El año pasado, el Ineter falló en tres de 18 cálculos sobre los acumulados mensuales.

LLUVIAS ENGAÑOSAS

LLUVIAS ENGAÑOSAS A pesar de que el invierno no ha hecho su entrada oficial, las lluvias en estas semanas son una constante en distintos departamentos del país.

Esto está provocando confusión en algunos productores, que creen que el invierno llegó y ya iniciaron sus siembras.

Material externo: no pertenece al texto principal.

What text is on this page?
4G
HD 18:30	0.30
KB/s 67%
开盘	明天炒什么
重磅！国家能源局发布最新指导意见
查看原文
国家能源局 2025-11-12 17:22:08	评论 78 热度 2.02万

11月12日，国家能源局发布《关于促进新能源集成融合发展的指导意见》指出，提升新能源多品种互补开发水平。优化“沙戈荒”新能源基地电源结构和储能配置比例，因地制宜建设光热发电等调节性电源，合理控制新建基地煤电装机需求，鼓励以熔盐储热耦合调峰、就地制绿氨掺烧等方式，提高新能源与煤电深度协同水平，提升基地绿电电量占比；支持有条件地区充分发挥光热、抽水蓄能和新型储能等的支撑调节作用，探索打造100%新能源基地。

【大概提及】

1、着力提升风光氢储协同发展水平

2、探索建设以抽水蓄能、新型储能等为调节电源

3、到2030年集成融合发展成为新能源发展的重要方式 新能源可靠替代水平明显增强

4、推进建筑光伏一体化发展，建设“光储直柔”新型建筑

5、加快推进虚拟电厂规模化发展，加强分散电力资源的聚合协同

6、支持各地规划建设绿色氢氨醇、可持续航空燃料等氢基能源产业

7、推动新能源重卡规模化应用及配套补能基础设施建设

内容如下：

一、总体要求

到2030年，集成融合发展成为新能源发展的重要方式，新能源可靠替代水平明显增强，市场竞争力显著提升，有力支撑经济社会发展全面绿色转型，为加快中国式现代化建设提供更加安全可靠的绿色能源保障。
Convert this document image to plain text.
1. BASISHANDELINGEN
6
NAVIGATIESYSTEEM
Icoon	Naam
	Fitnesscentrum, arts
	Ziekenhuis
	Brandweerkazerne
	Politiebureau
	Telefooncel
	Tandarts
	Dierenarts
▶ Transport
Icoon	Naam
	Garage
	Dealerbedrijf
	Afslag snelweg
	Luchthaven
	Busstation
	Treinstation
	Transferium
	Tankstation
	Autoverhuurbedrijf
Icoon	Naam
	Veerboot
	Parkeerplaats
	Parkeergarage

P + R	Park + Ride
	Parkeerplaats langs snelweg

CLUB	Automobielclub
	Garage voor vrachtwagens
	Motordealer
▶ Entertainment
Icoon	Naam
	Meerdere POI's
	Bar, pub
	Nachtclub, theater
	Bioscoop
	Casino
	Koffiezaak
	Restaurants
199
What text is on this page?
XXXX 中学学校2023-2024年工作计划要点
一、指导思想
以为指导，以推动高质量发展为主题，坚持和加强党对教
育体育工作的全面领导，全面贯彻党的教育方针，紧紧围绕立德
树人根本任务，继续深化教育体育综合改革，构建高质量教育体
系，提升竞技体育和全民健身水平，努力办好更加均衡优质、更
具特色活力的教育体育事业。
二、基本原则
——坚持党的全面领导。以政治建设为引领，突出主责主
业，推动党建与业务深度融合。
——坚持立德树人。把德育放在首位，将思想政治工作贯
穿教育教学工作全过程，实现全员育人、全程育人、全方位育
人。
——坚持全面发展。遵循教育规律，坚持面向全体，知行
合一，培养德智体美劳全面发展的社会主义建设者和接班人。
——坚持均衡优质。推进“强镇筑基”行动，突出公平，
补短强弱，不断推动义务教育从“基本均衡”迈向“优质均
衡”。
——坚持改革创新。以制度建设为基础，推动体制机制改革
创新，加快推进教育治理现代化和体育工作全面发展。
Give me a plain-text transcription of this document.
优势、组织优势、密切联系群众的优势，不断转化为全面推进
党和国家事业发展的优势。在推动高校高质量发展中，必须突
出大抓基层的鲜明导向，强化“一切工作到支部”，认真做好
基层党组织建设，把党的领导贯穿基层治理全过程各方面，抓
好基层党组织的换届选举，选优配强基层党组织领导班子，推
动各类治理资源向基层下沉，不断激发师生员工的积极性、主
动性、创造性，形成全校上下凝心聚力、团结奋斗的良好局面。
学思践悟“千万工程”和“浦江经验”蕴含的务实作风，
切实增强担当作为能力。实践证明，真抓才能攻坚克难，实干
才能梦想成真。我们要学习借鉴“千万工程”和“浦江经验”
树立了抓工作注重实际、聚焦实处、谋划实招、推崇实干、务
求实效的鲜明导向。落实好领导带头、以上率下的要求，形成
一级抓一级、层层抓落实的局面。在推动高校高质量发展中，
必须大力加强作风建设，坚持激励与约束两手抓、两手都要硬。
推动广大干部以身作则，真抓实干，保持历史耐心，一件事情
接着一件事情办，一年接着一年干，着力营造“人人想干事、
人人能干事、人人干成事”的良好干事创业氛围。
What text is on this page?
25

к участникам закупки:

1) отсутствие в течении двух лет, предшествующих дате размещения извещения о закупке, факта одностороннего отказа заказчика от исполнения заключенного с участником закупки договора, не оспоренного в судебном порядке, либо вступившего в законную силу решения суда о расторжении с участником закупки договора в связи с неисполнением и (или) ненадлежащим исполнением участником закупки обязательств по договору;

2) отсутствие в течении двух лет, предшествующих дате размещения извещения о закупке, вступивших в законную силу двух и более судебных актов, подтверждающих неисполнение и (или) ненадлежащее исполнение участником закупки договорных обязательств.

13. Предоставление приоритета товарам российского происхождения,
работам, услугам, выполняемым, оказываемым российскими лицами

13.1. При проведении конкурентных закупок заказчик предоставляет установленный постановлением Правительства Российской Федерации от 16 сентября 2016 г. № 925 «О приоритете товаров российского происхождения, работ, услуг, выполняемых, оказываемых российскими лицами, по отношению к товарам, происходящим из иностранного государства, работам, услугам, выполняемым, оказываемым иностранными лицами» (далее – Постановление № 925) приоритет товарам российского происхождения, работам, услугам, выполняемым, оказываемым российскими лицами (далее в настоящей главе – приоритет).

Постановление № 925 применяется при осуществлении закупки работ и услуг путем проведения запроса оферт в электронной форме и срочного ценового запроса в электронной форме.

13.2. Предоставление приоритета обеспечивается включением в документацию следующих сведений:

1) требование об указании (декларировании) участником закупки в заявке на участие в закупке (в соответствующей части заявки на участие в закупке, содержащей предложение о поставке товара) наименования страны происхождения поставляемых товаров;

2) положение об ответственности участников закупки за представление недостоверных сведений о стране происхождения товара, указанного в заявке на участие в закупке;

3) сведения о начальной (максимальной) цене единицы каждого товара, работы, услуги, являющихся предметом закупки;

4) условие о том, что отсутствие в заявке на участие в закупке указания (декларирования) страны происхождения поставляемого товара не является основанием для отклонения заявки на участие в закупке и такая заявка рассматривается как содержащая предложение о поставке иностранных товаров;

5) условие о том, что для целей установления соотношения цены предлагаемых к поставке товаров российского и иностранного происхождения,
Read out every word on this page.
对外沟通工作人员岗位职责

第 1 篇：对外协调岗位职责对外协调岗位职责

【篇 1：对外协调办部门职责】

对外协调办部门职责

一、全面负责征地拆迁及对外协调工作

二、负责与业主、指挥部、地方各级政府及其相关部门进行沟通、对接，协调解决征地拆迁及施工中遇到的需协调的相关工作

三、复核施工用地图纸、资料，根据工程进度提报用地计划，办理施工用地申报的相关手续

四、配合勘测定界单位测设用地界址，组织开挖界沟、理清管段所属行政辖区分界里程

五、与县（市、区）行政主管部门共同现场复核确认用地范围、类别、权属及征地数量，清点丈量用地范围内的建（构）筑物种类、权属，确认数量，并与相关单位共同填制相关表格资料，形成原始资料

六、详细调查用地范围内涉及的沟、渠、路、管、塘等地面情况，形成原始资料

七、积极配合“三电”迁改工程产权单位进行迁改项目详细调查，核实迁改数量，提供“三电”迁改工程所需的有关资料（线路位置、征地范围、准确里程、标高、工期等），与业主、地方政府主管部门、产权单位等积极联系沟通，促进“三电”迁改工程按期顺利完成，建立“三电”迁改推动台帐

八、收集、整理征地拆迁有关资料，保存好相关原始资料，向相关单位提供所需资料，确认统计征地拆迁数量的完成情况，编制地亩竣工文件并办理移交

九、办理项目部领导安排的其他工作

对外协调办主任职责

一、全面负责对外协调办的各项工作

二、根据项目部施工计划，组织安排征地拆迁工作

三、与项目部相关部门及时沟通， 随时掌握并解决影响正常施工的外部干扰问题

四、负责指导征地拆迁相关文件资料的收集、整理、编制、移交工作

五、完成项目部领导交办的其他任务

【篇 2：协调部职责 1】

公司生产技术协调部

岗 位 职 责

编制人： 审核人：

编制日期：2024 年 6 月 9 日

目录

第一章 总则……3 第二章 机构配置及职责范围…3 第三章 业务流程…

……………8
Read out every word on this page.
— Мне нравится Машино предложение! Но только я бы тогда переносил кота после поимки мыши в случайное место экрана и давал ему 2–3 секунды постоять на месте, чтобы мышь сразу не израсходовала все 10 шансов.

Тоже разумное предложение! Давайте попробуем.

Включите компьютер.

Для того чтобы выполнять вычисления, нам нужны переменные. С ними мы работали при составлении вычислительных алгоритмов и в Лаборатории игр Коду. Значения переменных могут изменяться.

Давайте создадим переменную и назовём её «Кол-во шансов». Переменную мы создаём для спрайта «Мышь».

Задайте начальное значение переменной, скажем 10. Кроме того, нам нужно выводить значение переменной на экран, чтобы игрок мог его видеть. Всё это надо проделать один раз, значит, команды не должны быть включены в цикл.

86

Esta práctica llevaría a los productores, a perder sus semillas y de paso su producción, debido a que antes de la entrada del invierno podría haber una pausa de las lluvias.

Los dirigentes agrícolas se mostraron preocupados ante este hecho, ya que una vez iniciadas las siembras no habrá manera de que sus colegas recuperen sus semillas, debido a que carecen de la información necesaria para evitar caer en ese error.

La diferencia entre las lluvias de verano y las de invierno, está en el origen de cada una.

Las lluvias de la temporada de verano se dan como producto de frentes fríos provocados por el invierno astronómico, que se asienta principalmente en el hemisferio Norte de la Tierra.

Las precipitaciones del invierno “común” tienen su origen en la temporada de huracanes de los océanos Pacífico y Atlántico. La del Pacífico inicia a mediados de mayo, acarreando las lluvias tradicionales.